Robert Dreyfuss, a contributing editor at the Nation who runs the blog 'The Dreyfuss Report', has a piece on the appointment of Panetta as CIA Director.
Panetta wins no points from Dreyfuss for his opposition to torture - he paraphrases Dick Cheney's comments on waterboarding saying this should be 'a no-brainer'. He argues,
'Panetta is a relentless centrist and a conciliator. He's one more cog in the center-right national security apparatus that Obama is patiently assembling. Which raises another very important issue: Is Panetta the one to stand up and fight for civilian control of the intelligence community? Of course not. His boss, it appears, will he Admiral Dennis Blair, yet another top military man appointed to run the U.S. intelligence community as head of the Office of the Director of National Intelligence (DNI). Now the very office of the DNI is a useless post, and the entire office ought to be abolished by Obama on Day One. Who needs it? It was created by Congress, with President Bush's support, as part of the helter-skelter intelligence reorganization that also saw the creation of several other vast, unneeded agencies: the Northern Command, the Department of Homeland Security, and National Counterterrorism Center, and others. Obama should get rid of all of them. In the meantime, by appointing Blair, a man deeply entangled in the military-industrial complex, Obama is guaranteeing that the CIA and the other fifteen or so agencies that comprise the "community" will be ever beholden to the Pentagon, which already absorbs something like 80 percent of the intelligence budget.

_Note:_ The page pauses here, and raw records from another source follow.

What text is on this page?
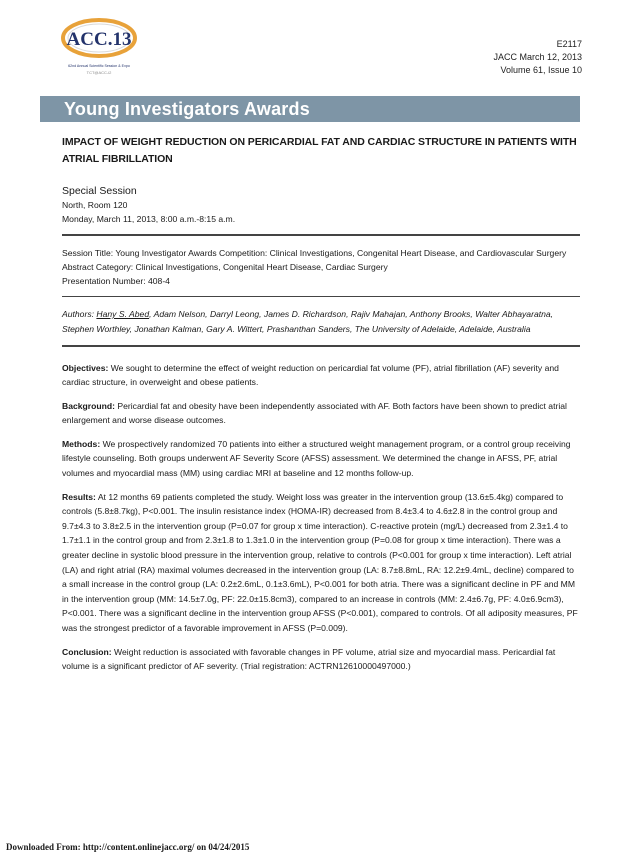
ACC.13
62nd Annual Scientific Session & Expo
TCT@ACC-i2
E2117
JACC March 12, 2013
Volume 61, Issue 10
Young Investigators Awards
IMPACT OF WEIGHT REDUCTION ON PERICARDIAL FAT AND CARDIAC STRUCTURE IN PATIENTS WITH ATRIAL FIBRILLATION
Special Session
North, Room 120
Monday, March 11, 2013, 8:00 a.m.-8:15 a.m.
Session Title: Young Investigator Awards Competition: Clinical Investigations, Congenital Heart Disease, and Cardiovascular Surgery
Abstract Category: Clinical Investigations, Congenital Heart Disease, Cardiac Surgery
Presentation Number: 408-4
Authors: Hany S. Abed, Adam Nelson, Darryl Leong, James D. Richardson, Rajiv Mahajan, Anthony Brooks, Walter Abhayaratna, Stephen Worthley, Jonathan Kalman, Gary A. Wittert, Prashanthan Sanders, The University of Adelaide, Adelaide, Australia

Objectives: We sought to determine the effect of weight reduction on pericardial fat volume (PF), atrial fibrillation (AF) severity and cardiac structure, in overweight and obese patients.

Background: Pericardial fat and obesity have been independently associated with AF. Both factors have been shown to predict atrial enlargement and worse disease outcomes.

Methods: We prospectively randomized 70 patients into either a structured weight management program, or a control group receiving lifestyle counseling. Both groups underwent AF Severity Score (AFSS) assessment. We determined the change in AFSS, PF, atrial volumes and myocardial mass (MM) using cardiac MRI at baseline and 12 months follow-up.

Results: At 12 months 69 patients completed the study. Weight loss was greater in the intervention group (13.6±5.4kg) compared to controls (5.8±8.7kg), P<0.001. The insulin resistance index (HOMA-IR) decreased from 8.4±3.4 to 4.6±2.8 in the control group and 9.7±4.3 to 3.8±2.5 in the intervention group (P=0.07 for group x time interaction). C-reactive protein (mg/L) decreased from 2.3±1.4 to 1.7±1.1 in the control group and from 2.3±1.8 to 1.3±1.0 in the intervention group (P=0.08 for group x time interaction). There was a greater decline in systolic blood pressure in the intervention group, relative to controls (P<0.001 for group x time interaction). Left atrial (LA) and right atrial (RA) maximal volumes decreased in the intervention group (LA: 8.7±8.8mL, RA: 12.2±9.4mL, decline) compared to a small increase in the control group (LA: 0.2±2.6mL, 0.1±3.6mL), P<0.001 for both atria. There was a significant decline in PF and MM in the intervention group (MM: 14.5±7.0g, PF: 22.0±15.8cm3), compared to an increase in controls (MM: 2.4±6.7g, PF: 4.0±6.9cm3), P<0.001. There was a significant decline in the intervention group AFSS (P<0.001), compared to controls. Of all adiposity measures, PF was the strongest predictor of a favorable improvement in AFSS (P=0.009).

Conclusion: Weight reduction is associated with favorable changes in PF volume, atrial size and myocardial mass. Pericardial fat volume is a significant predictor of AF severity. (Trial registration: ACTRN12610000497000.)

Downloaded From: http://content.onlinejacc.org/ on 04/24/2015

'The Panetta appointment is doomed. I give him a year, before he gives up over there. He's no match for the hardheaded spooks who run the place, and he's no match for the military brass who are elbowing their way to more and more control of intelligence spending and priorities.'
David Corn, on the 'MoJo' blog at Mother Jones, is more enthusiastic. Drum celebrates Panetta's opposition to torture (including waterboarding), his criticism of the Iraq war through his involvement in the Iraq Study Group, his attempt to cut intelligence funding to the CIA as Clinton's budget chief, and his voting in favour of more congressional oversight of covert operations in 1990. He concludes,
'This appointment certainly has the potential to spark opposition from inside and outside the agency. But if Panetta manages to make it to Langley without much fuss, that would indeed signal real change in Washington.'
According to many accounts (Politico, New York Times, Guardian, Washington Post) Democrats are similarly split in their response to the announcement.